Given the broad range of models of inflammation that are likely to be included, the ability to conduct quantitative analyses may be limited. Thus, much of the synthesis may be qualitative but supported by quantitative data extracted from the included studies. These results will be narratively summarized and presented in tabular format. Meta-analyses will be conducted, if sufficient data are available and if appropriate: two or more studies with similar disease models for an in vivo pre-clinical efficacy outcome, with the same outcome definition, or two or more studies with a similar in vitro potency assay employed.
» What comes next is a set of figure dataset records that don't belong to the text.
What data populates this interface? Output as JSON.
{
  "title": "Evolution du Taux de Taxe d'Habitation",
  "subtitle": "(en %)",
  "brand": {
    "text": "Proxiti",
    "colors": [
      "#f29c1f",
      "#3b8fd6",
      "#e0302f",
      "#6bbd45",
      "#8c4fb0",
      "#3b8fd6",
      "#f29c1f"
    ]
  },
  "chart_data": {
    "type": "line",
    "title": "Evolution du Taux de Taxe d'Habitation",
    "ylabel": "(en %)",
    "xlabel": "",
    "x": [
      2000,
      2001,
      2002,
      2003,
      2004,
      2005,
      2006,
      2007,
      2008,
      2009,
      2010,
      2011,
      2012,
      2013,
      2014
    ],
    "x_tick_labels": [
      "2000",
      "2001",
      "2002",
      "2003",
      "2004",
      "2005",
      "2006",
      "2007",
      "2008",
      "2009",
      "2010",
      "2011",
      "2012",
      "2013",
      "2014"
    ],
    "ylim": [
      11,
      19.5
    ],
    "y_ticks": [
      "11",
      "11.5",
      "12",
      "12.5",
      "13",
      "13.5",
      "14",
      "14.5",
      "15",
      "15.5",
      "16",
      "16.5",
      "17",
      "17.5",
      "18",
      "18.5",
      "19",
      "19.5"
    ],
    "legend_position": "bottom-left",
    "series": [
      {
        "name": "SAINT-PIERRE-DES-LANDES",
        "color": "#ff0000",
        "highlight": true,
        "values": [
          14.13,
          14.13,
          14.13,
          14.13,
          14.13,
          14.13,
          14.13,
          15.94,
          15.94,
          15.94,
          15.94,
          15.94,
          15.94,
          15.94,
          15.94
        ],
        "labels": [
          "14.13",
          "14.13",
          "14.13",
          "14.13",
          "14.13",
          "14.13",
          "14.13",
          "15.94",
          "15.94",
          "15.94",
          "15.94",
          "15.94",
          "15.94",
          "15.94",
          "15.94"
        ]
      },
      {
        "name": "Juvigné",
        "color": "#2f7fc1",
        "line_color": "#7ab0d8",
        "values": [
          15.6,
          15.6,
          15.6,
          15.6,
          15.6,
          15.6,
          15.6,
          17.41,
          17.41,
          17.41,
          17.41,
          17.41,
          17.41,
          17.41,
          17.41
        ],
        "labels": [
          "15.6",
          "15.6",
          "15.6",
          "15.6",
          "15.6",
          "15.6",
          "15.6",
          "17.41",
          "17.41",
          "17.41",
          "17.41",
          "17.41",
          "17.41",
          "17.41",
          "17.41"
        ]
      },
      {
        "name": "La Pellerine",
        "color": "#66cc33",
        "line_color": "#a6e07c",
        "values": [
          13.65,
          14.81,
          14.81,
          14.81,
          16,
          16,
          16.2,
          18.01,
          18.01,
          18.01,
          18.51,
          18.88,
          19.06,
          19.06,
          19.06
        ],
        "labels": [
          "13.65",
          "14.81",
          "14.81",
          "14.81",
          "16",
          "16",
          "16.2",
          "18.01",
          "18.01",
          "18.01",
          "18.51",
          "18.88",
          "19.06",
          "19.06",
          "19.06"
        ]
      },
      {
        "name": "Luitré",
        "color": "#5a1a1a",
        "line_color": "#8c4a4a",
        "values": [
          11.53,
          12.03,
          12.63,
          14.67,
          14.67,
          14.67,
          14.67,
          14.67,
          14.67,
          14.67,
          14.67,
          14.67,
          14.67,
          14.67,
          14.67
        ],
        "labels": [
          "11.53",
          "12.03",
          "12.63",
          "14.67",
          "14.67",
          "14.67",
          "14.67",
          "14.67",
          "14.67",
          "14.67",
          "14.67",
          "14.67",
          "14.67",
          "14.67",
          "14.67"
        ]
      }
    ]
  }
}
For continuous endpoints, data will be pooled using the ratio of the weighted means method with inverse variance random effects modeling. The ratio of means effect estimate is preferred because (a) it is unitless and allows pooling of data with different units of measurement within the same outcome, (b) it does not require knowledge of pooled standard deviation, and (c) may be more interpretable to clinicians as compared to the standardized mean difference [46]. Data reported in non-standard format (e.g., mean ± standard error, median, and range) will be converted to mean ± standard deviation. Outcomes will be described at all experimental timepoints reported in the included studies to understand any short- and long-term effects. If possible, the effect of in vitro inhibition on peripheral blood mononuclear cells (PBMCs) in co-culture with MSCs will be pooled to provide a direct, quantitative comparison between the freshly cultured and freshly thawed MSC in vitro potency.

Subgroup analyses

If possible within the limitations of the data, subgroup meta-analyses will be considered to evaluate sources of high heterogeneity (I2) in our primary meta-analyses and will be hypothesis generating. Potential subgroups of interest include MSC source, route of MSC administration, and MSC preparation and cryopreservation method.

Knowledge translation

The results of this systematic review will be of interest to a broad audience which includes basic and clinical MSC research scientists, health regulators and funders, and the clinical and public community. We plan to present our findings at future national and international critical care and regenerative medicine meetings. This review will be reported in accordance with the Preferred Reporting Items for Systematic Reviews and Meta-Analyses (PRISMA) guidelines developed for proper reporting of clinical systematic reviews (see Additional File 1).

Discussion

Our systematic review will comprehensively summarize the pre-clinical research on in vivo surrogate markers of preclinical efficacy and in vitro potency of freshly cultured versus freshly thawed MSCs for acute and chronic inflammatory conditions. Our review will systematically summarize the current evidence base, identify research gaps, and lay the groundwork for future related pre-clinical and clinical research studies.

Our protocol has strengths and limitations. The strengths are that we have designed a systematic, comprehensive, and transparent search to summarize the totality of the evidence. We have also established standardized definitions and methods for the approach to the analysis and interpretation of the included studies. A limitation of our review is that there may be limited opportunity to quantitatively summarize the study outcomes because of the broad pre-clinical model inclusion criteria. However, the broad inclusion criteria provide comprehensiveness to the study and we aim to qualitatively summarize these data for the readership.